The US long-term "sensitive and confidential" plan reveals a number of steps Washington is taking to help Kiev root out corruption and reform some areas.

According to the secret documents, corruption is at a level that could lead Western allies to cut off support for Ukraine against the Russian invasion.

The clear message to Kiev at this stage is that it cannot delay its anti-corruption efforts.

The document warns that the perception of high-level corruption "could undermine the trust of the Ukrainian people and foreign leaders in the government."

There are two versions of the strategy document.

The first is a 22-page document with softer language that the US State Department has publicly released on its website in recent weeks.

The second, secret version, titled "Integrated Country Strategy", is nearly three times as long.

It contains much more detail on US objectives in Ukraine, from privatizing banks to teaching more English in schools and encouraging the military to adopt NATO protocols.

This document (the second version) is reportedly designed to reduce the corruption that plagues many (allied) countries.

Biden administration reluctant to publicly warn Kiev
According to analysts, the quiet unveiling of the strategy and the fact that the tough language was left to the stealth version underscores the difficult messaging situation facing the Biden administration.

Washington wants to pressure Ukraine to stop bribing it, because it is American money at stake.

But speaking too loudly on the issue could embolden those who oppose US aid to Ukraine, many of them Republican lawmakers who have tried to block it.

Western experts also believe that a perceived weakening of American support for Kiev could make more European countries think twice about helping Ukraine.

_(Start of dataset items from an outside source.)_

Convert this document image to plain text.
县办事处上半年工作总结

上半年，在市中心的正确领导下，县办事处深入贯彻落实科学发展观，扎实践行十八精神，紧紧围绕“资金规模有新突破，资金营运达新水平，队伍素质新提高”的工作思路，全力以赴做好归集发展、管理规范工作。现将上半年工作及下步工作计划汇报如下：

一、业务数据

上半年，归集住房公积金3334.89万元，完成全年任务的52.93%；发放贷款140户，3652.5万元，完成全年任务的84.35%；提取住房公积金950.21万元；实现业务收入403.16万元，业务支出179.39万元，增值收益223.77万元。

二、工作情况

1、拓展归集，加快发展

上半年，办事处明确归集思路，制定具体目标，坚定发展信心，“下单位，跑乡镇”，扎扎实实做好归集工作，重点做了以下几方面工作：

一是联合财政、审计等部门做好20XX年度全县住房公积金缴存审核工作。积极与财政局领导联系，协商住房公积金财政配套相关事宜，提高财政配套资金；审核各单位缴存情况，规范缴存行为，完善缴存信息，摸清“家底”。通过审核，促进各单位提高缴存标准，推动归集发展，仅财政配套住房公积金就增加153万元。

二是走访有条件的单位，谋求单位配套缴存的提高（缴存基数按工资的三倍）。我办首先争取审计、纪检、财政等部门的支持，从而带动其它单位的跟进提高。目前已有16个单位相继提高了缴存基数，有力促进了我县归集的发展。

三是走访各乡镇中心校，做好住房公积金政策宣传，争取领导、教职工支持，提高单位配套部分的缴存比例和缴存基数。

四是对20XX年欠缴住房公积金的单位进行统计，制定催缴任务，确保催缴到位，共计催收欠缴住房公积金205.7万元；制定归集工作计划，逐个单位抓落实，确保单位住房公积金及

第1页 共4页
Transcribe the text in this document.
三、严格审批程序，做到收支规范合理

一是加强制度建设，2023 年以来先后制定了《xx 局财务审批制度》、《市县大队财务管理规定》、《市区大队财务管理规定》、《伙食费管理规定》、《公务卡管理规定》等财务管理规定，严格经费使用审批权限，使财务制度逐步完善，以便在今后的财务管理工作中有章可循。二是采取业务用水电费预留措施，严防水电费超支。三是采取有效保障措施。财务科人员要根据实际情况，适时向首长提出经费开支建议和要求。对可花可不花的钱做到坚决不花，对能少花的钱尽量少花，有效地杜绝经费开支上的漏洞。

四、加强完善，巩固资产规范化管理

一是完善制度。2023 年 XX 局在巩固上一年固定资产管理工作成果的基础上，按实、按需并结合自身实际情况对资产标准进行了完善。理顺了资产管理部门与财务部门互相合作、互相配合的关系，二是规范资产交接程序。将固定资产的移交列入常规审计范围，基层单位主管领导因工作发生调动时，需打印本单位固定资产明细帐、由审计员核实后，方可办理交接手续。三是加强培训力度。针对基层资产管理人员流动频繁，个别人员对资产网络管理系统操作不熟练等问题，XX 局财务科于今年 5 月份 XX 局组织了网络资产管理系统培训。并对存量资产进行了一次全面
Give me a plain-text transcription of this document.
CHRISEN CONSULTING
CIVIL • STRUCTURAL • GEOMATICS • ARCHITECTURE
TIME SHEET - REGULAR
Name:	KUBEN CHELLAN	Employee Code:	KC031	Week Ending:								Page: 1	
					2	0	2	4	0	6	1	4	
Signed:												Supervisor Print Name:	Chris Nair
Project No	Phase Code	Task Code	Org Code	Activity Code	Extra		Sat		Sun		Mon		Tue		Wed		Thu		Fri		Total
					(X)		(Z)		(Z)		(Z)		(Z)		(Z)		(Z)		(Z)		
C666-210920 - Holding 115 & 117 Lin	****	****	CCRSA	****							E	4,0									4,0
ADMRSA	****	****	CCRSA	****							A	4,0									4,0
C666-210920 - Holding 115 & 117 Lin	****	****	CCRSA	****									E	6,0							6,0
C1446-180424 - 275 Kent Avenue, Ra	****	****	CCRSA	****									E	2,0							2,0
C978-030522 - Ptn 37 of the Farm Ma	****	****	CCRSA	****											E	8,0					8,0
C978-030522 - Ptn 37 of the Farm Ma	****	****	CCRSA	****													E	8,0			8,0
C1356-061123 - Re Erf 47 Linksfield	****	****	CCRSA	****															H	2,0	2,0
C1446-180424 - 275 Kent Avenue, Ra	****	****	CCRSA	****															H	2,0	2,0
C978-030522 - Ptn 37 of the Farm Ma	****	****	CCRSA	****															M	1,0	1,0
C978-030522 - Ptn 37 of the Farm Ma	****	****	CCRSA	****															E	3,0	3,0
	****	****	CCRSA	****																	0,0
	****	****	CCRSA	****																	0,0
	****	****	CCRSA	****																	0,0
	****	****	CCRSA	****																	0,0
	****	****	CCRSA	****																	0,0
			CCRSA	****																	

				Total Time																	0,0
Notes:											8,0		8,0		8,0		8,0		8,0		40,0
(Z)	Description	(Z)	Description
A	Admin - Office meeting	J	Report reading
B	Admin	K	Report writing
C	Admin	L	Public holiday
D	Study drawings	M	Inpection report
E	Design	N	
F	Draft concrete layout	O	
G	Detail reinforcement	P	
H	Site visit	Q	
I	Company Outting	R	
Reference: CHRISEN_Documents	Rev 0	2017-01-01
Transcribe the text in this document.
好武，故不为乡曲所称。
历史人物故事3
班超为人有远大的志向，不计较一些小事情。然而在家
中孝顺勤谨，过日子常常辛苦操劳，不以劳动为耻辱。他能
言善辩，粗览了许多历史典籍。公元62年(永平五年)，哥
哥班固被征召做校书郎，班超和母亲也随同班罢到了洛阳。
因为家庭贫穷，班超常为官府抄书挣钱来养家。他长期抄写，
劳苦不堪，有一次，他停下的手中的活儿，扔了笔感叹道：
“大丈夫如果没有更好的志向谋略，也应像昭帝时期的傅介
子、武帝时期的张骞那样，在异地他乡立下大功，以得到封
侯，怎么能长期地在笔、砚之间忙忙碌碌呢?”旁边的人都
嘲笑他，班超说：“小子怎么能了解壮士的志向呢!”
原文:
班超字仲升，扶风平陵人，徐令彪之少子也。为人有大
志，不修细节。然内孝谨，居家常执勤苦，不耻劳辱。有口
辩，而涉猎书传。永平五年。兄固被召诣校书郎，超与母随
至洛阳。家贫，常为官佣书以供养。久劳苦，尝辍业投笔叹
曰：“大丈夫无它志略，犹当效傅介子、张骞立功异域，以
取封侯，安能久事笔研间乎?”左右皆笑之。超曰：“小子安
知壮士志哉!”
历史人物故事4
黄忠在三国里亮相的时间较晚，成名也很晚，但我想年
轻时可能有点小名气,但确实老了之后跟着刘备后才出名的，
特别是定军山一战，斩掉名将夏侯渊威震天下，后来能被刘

Chronic corruption in Ukraine has long plagued US officials from the bottom to the top, all the way up to President Biden.

But the issue has become less important since Russia's invasion in February 2022, which Biden characterized as a "war of true democracy against autocracy."

For months, US experts say, the Biden team was content with a cursory mention of corruption.

This was because they wanted to show solidarity with Kiev and avoid further backlash from some Republican lawmakers who criticized US military and economic aid to Ukraine.

Ukrainian President Vladimir Zelensky has recently sought to reassure the United States and Europe by dismissing several top defense officials as part of a crackdown on alleged corruption.